The nurse took about ten minutes to get to me, she had much sicker patients to care for.  By the time she got to my room, the pain had begun to subside, just like the previous morning.  The nurse laughed when she saw my notes.  When the doctor arrived at five, he actually liked the write up.  He looked it over along with all of the test results from my twenty four hours.

The conclusion was that I had pancreatitis from passing a single gall stone.  The second flair was an aftershock, my body reacting to the major event similar to an aftershock from an earthquake.  I went home with no ill effects. 
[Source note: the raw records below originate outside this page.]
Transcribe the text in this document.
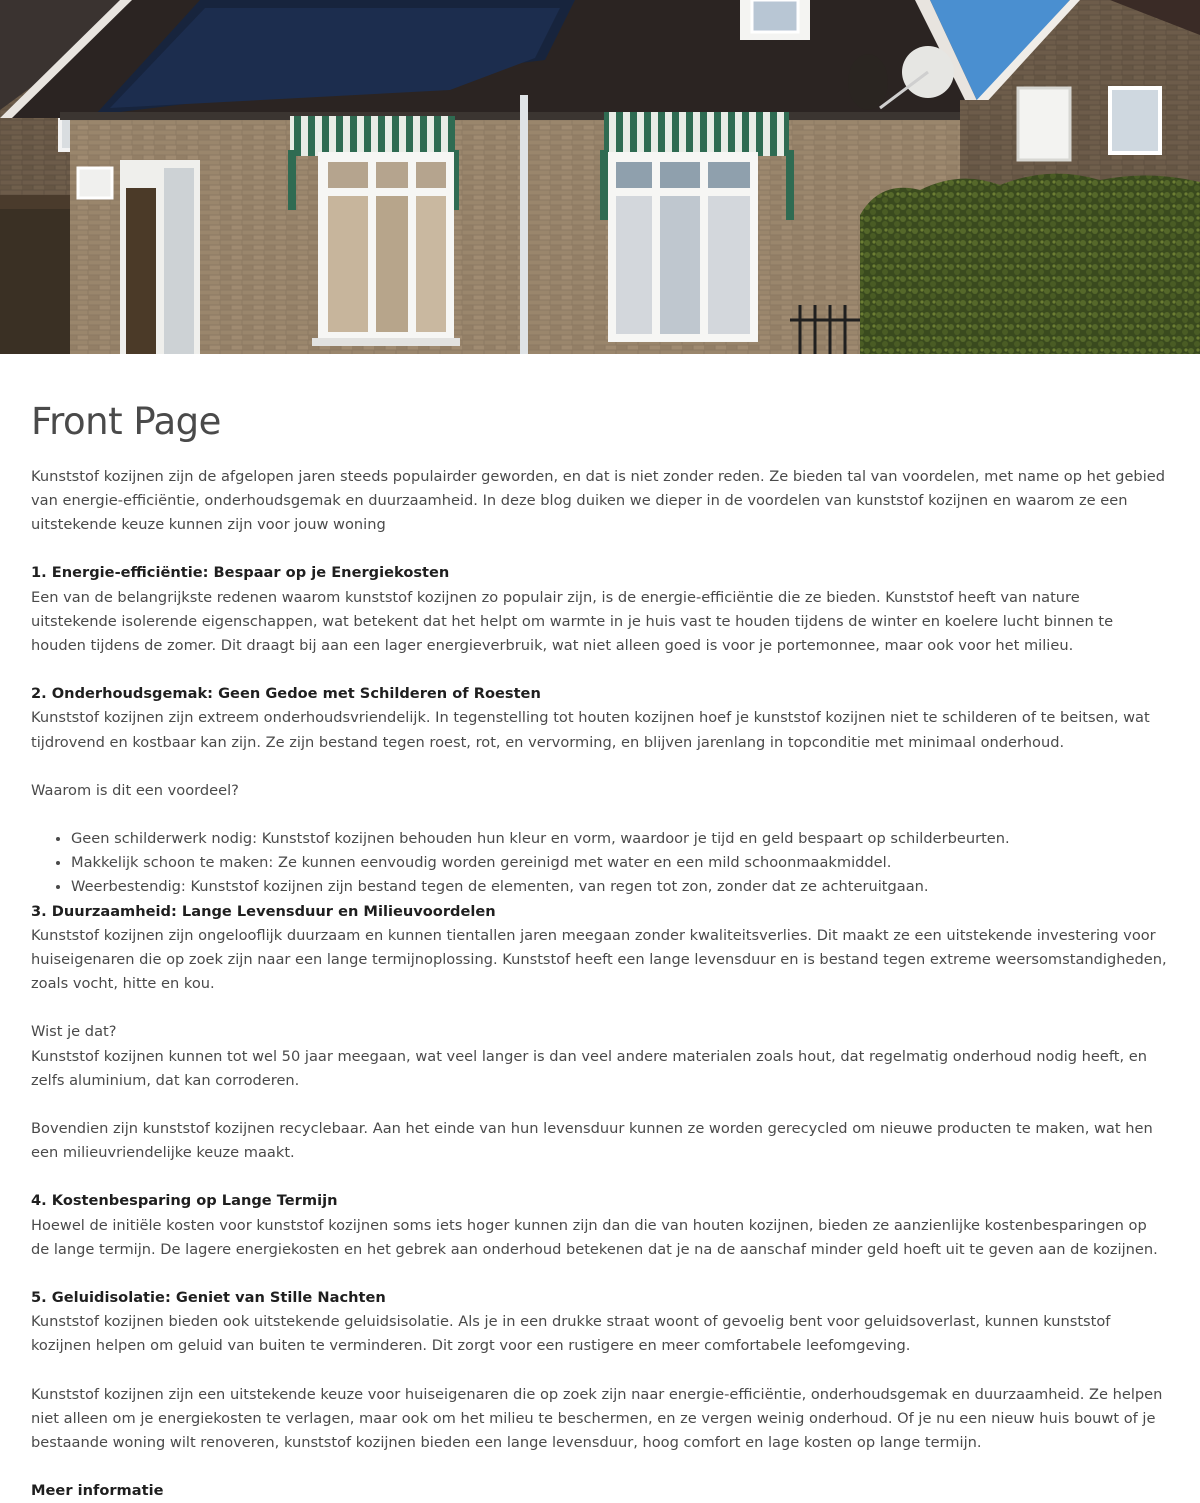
Front Page

Kunststof kozijnen zijn de afgelopen jaren steeds populairder geworden, en dat is niet zonder reden. Ze bieden tal van voordelen, met name op het gebied van energie-efficiëntie, onderhoudsgemak en duurzaamheid. In deze blog duiken we dieper in de voordelen van kunststof kozijnen en waarom ze een uitstekende keuze kunnen zijn voor jouw woning

1. Energie-efficiëntie: Bespaar op je Energiekosten
Een van de belangrijkste redenen waarom kunststof kozijnen zo populair zijn, is de energie-efficiëntie die ze bieden. Kunststof heeft van nature uitstekende isolerende eigenschappen, wat betekent dat het helpt om warmte in je huis vast te houden tijdens de winter en koelere lucht binnen te houden tijdens de zomer. Dit draagt bij aan een lager energieverbruik, wat niet alleen goed is voor je portemonnee, maar ook voor het milieu.

2. Onderhoudsgemak: Geen Gedoe met Schilderen of Roesten
Kunststof kozijnen zijn extreem onderhoudsvriendelijk. In tegenstelling tot houten kozijnen hoef je kunststof kozijnen niet te schilderen of te beitsen, wat tijdrovend en kostbaar kan zijn. Ze zijn bestand tegen roest, rot, en vervorming, en blijven jarenlang in topconditie met minimaal onderhoud.

Waarom is dit een voordeel?

• Geen schilderwerk nodig: Kunststof kozijnen behouden hun kleur en vorm, waardoor je tijd en geld bespaart op schilderbeurten.
• Makkelijk schoon te maken: Ze kunnen eenvoudig worden gereinigd met water en een mild schoonmaakmiddel.
• Weerbestendig: Kunststof kozijnen zijn bestand tegen de elementen, van regen tot zon, zonder dat ze achteruitgaan.

3. Duurzaamheid: Lange Levensduur en Milieuvoordelen
Kunststof kozijnen zijn ongelooflijk duurzaam en kunnen tientallen jaren meegaan zonder kwaliteitsverlies. Dit maakt ze een uitstekende investering voor huiseigenaren die op zoek zijn naar een lange termijnoplossing. Kunststof heeft een lange levensduur en is bestand tegen extreme weersomstandigheden, zoals vocht, hitte en kou.

Wist je dat?
Kunststof kozijnen kunnen tot wel 50 jaar meegaan, wat veel langer is dan veel andere materialen zoals hout, dat regelmatig onderhoud nodig heeft, en zelfs aluminium, dat kan corroderen.

Bovendien zijn kunststof kozijnen recyclebaar. Aan het einde van hun levensduur kunnen ze worden gerecycled om nieuwe producten te maken, wat hen een milieuvriendelijke keuze maakt.

4. Kostenbesparing op Lange Termijn
Hoewel de initiële kosten voor kunststof kozijnen soms iets hoger kunnen zijn dan die van houten kozijnen, bieden ze aanzienlijke kostenbesparingen op de lange termijn. De lagere energiekosten en het gebrek aan onderhoud betekenen dat je na de aanschaf minder geld hoeft uit te geven aan de kozijnen.

5. Geluidisolatie: Geniet van Stille Nachten
Kunststof kozijnen bieden ook uitstekende geluidsisolatie. Als je in een drukke straat woont of gevoelig bent voor geluidsoverlast, kunnen kunststof kozijnen helpen om geluid van buiten te verminderen. Dit zorgt voor een rustigere en meer comfortabele leefomgeving.

Kunststof kozijnen zijn een uitstekende keuze voor huiseigenaren die op zoek zijn naar energie-efficiëntie, onderhoudsgemak en duurzaamheid. Ze helpen niet alleen om je energiekosten te verlagen, maar ook om het milieu te beschermen, en ze vergen weinig onderhoud. Of je nu een nieuw huis bouwt of je bestaande woning wilt renoveren, kunststof kozijnen bieden een lange levensduur, hoog comfort en lage kosten op lange termijn.

Meer informatie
So, I survived a whole day in the hospital.  I was so relieved to be leaving that I almost sang on the way out.  I never want to go back.  Am I still afraid?  Yes.  Why?  I still don’t know.

I am a grown man, educated and some what experienced.  I have unreasonable fears, just like everyone else in the world.  I have no basis to fear the hospital and I really appreciate all of the people who cared for me, so I do not want to get any health care people mad at me.  Over the years I have found it hard to criticize people with phobias, I have my own after all.  I can only hope for the same treatment from others as I deal with my fears.

One Comment (+add yours?)

  1. Evan @ 40Tech
    May 17, 2010 @ 11:30:29

    Sounds like a scary situation. I don’t know that I fear hospitals, but the atmosphere doesn’t thrill me, either. There is always that certain smell in the air. I’m also a pretty private person, so I’d have a tough time coping on that front. I haven’t had to stay overnight in a hospital since childhood, fortunately.